‘Bring Them Down’ Review: Barry Keoghan and Christopher Abbott Star in Uneven Drama
Christopher Abbott’s towering lead performance elevates Bring Them Down from petering out, but the film itself leaves a lot to be desired when it unjustifiably switches perspectives halfway through.
Christopher Andrews’ feature directorial debut, Bring Them Down, features moments of intense dramatic tension during its opening scene, as a rivalry is set between two shepherding families. Michael (Christopher Abbott) oversees his father’s (Colm Meaney) farm since he is chairbound and can no longer perform manual tasks. Things seem to be relatively stable as we meet him until neighboring farm owners Jack (Barry Keoghan) and Gary (Paul Ready) tell Michael that two of his prized rams that disappeared were found dead in front of their home. The inciting incident occurs when Michael visits the two at their house and finds that his rams are alive and about to be sold to another owner.
This sets the conflict in motion since Michael wants his prized animals back, whilst Gary will kill them before he will ever give them back to Michael. As he returns home, Michael is attacked by both Gary and Jack, who try to crash his car over but instead end up getting in an accident. The rest of the movie unfolds through Michael's and Jack’s internal perspectives, alternating during a pivotal moment before heading to its conclusion. And for a while, Andrews’ film is a gripping, almost devastating tale of morality that questions this feud through Michael’s guilt, not only in causing the death of her mother but permanently scarring her ex, Caroline (Nora-Jane Noone), who has since remarried with Gary.
When Andrews daringly switches the narrative, the movie begins to severely falter and lose what it had so tightly introduced before, especially with one spectacularly riveting turn at the front and center of it all. Abbott gives another outstanding performance in 2025, though one far more complex than the one he delivered in Leigh Whannell’s Wolf Man. A man of few words, Michael prefers to keep his emotions to himself since he carries a considerable baggage he doesn’t want to resurface, even though the scar on Caroline’s face reminds him of this fact upon every visit and torments him violently.
Every exchange he has with his father (Meaney, while excellent, is sadly underutilized) is also filled with sorrow that none of the characters are actively willing to express it directly. Michael’s dad is far too tired of arguing or even bringing up the past when his son’s accident has permanently damaged the family to a point of no return.

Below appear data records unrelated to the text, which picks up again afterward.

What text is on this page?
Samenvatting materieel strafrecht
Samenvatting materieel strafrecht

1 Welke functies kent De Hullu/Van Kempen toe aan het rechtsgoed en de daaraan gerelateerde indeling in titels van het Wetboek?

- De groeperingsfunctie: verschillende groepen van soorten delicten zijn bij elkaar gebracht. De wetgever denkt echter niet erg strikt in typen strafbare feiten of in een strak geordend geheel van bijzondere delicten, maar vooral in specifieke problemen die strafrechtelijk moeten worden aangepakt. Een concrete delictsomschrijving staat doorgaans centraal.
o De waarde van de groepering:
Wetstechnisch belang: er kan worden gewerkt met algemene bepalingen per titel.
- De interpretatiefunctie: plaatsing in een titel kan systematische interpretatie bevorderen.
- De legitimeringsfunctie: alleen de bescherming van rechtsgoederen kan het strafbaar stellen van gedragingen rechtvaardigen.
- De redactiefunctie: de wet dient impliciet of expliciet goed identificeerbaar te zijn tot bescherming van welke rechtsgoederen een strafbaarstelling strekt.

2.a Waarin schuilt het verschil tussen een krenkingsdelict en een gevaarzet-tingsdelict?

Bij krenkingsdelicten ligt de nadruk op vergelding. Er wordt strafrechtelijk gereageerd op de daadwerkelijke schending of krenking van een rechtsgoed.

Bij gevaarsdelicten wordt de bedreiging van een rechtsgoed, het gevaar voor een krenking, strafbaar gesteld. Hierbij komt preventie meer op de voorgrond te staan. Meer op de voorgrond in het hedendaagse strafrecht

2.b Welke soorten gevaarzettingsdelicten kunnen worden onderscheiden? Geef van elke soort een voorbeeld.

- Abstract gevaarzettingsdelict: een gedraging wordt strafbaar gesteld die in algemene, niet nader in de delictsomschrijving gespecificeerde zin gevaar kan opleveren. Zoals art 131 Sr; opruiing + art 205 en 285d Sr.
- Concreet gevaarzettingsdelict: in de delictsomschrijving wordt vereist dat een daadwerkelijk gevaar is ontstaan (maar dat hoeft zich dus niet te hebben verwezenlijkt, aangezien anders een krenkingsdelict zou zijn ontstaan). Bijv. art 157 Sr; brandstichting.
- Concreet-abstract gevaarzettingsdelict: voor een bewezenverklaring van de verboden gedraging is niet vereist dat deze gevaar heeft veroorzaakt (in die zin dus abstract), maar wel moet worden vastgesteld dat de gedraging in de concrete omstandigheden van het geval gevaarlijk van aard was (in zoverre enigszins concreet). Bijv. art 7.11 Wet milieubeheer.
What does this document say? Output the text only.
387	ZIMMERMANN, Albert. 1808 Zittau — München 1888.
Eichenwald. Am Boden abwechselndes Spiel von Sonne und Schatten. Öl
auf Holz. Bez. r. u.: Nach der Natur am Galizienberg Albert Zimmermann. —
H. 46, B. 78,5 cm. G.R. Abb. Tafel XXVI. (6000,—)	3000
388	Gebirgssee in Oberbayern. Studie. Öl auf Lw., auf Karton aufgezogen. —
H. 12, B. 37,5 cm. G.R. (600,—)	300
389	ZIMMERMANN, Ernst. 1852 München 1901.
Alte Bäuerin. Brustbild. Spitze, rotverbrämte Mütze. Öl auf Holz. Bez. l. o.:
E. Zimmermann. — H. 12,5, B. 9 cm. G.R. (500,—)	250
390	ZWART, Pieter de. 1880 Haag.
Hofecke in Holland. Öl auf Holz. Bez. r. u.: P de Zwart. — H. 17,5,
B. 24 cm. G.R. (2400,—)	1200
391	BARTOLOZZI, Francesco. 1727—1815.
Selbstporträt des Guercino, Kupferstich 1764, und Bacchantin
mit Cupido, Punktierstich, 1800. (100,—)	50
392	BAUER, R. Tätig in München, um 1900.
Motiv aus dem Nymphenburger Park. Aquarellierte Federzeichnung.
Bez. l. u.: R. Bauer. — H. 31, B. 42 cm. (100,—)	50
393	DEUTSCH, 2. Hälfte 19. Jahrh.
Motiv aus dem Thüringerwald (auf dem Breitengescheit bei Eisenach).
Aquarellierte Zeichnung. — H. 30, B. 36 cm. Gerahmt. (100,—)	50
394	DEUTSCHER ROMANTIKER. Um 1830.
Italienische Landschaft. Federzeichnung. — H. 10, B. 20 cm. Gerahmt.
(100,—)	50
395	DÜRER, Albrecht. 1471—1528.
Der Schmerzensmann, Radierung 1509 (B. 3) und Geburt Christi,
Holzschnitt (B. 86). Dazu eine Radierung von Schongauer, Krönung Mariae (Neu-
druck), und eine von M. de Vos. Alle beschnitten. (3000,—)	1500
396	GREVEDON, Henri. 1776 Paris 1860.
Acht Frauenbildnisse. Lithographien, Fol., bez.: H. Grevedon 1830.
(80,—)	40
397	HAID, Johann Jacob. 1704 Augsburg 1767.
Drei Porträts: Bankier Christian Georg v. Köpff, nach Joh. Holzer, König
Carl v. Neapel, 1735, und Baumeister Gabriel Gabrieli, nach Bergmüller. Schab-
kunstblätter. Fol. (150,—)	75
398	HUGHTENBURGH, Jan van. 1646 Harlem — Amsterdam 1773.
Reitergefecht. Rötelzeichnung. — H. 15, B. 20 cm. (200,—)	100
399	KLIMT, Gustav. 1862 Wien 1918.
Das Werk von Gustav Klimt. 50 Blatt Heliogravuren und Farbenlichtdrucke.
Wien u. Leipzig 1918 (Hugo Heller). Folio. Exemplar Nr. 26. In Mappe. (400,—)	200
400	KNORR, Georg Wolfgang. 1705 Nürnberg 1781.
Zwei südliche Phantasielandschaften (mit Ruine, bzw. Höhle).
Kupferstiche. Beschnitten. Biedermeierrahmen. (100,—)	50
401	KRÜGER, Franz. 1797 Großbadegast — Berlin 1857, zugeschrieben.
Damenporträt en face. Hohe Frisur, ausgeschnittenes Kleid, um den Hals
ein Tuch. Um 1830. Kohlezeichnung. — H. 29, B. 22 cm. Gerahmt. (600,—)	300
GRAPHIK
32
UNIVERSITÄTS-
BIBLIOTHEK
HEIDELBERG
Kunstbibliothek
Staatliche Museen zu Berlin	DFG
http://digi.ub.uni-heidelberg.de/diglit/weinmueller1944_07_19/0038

He has to wake up every day in perpetual physical and psychological pain, with his son overseeing the business, while that son is the one responsible for a pain that will never go away. Each dialogued scene with the two (in Irish) is filled with so much unease that one has to peer through a mountain of layers to understand how they truly feel toward each other. Once you realize that, subsequent scenes with the two are even more challenging to watch.
On the flip side, none of the sequences with Jack, Gary, and Caroline work very much. All of them are telegraphed and mawkish, with Keoghan giving one of the most unimpressive turns of his career. While it’s certainly admirable that he’s continuing work in Irish cinema and chose a character that will allow him to speak his native tongue, Jack is a complete shell of an intriguing antagonist who shares a morally grey kinship with Michael that never gets explored to its fullest potential.
Even by shifting perspectives in its second half, Andrews has difficulty explaining why it was necessary to suddenly examine Jack’s arc from his point-of-view when the crux of the film’s dramatic power is on Michael. Bring Them Down opens with his mother’s accident, which has a lasting effect on how he interacts with his father and even people around him. When he walks with his herd of sheep on the street and is honked at by a driver, he proceeds to destroy his front lights in a fit of violent rage that silently boils inside him and is now too powerful to eliminate. That’s an interesting thematic underpinning that sadly goes nowhere, even with a cruel denouement that seems to build upon what Andrews treats in his runtime as both protagonists get violently punished, yet we feel very little for both of them.
In switching the subjectivity of the narrative, Andrews repeats scenes we have already seen before, now through Jack, yet they add nothing new to our understanding of the conflict and the narrative (unlike how RaMell Ross alternated between Elwood and Turner through an internal/external communication with itself in Nickel Boys). They only exist to stretch the runtime a bit because he realized that he is at an impasse when alternating how the story would be perceived. Had he solely focused on Michael, perhaps the viewing experience would have been far more enriching than the half-baked and undercooked drama we have here.
When Bring Them Down ultimately finishes with a chase between Michael and Jack, one wishes their rivalry was far better explored than the resulting product. The final clash has almost zero impact on the story, and the film’s last shot, while potent with meaning, seems to arrive with a thud. It’s a shame since Abbott genuinely impresses and is so good that I wish the entire movie was about him. But in making one single narrative decision that could’ve benefitted the film had it been done right, Andrews sadly sinks Bring Them Down into the land of forgettable oblivion.